Mais ce qui m’a particulièrement marquée dans ce film, c’est la lumière. Dans les scènes introductives, où Jason attend le retour de son frère, on découvre la communauté sous la lumière éclatante du soleil, et la manière dont la chaleur enveloppe les personnages suffit à en dire long sur leur manière de vivre : à l’extérieur, en adéquation avec leur milieu. La scène de retrouvailles entre Jason et son grand frère Fred, sortant de 15 ans de prison, est filmée dans un beau contre-jour, dans une sorte d’illusion solaire. Si le début se passe en pleine journée, la plus grande partie du film se déroule la nuit, et là particulièrement le travail sur la lumière mérite d’être souligné.

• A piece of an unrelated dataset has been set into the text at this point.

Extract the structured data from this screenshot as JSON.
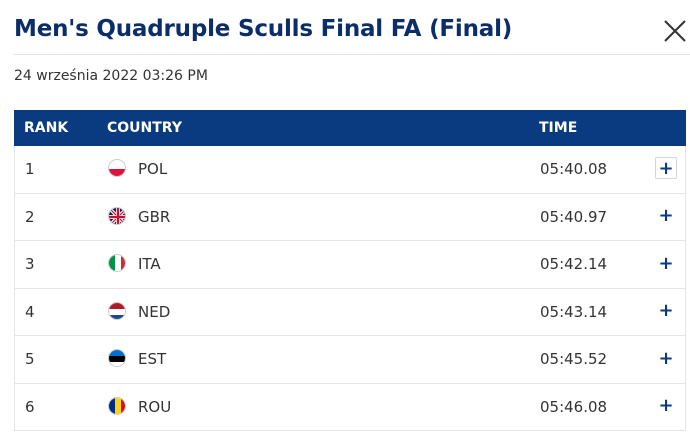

On perçoit un énorme travail du chef opérateur dans l’éclairage des scènes nocturnes, qui permet aux personnages de toujours baigner dans une sorte de halo. Les phares d’une voiture, un lampadaire, des sources de lumières éparses permettent de créer une ambiance presque onirique, qui permet de sublimer, qui l’eut crut, les banlieues désaffectées de l’Oise. Cette fameuse nuit file elle-même à la vitesse de la lumière : à partir du moment où Fred retrouve sa chère voiture, le film roule à toute allure, comme s’il n’y avait pas de lendemain, semblant tout brûler sur leur passage : ils frôlent la mort, l’inflige à d’autres, défient les lois de la société, pour tout consommer et ne rien regretter. Le rire, les larmes, la peur, l’amour, tout s’enchaîne dans cette recherche frénétique de la vie, en ces lieux qui en sont totalement dépourvus. Leur amour fraternel apparait alors éclatant, il s’exprime avec les tripes, on s’insulte, on se bastonne, mais c’est surtout pour ne pas se perdre, plus jamais.
Finalement, ce road trip, entre dernier voyage et épopée initiatique, était peut être l’une des meilleures manières de rendre hommage à ces marginaux gueulards, avant qu’ils ne repartent dans l’ombre de leur existence aussi vite qu’ils en sont sortis grâce à cet éblouissant coup de projecteur.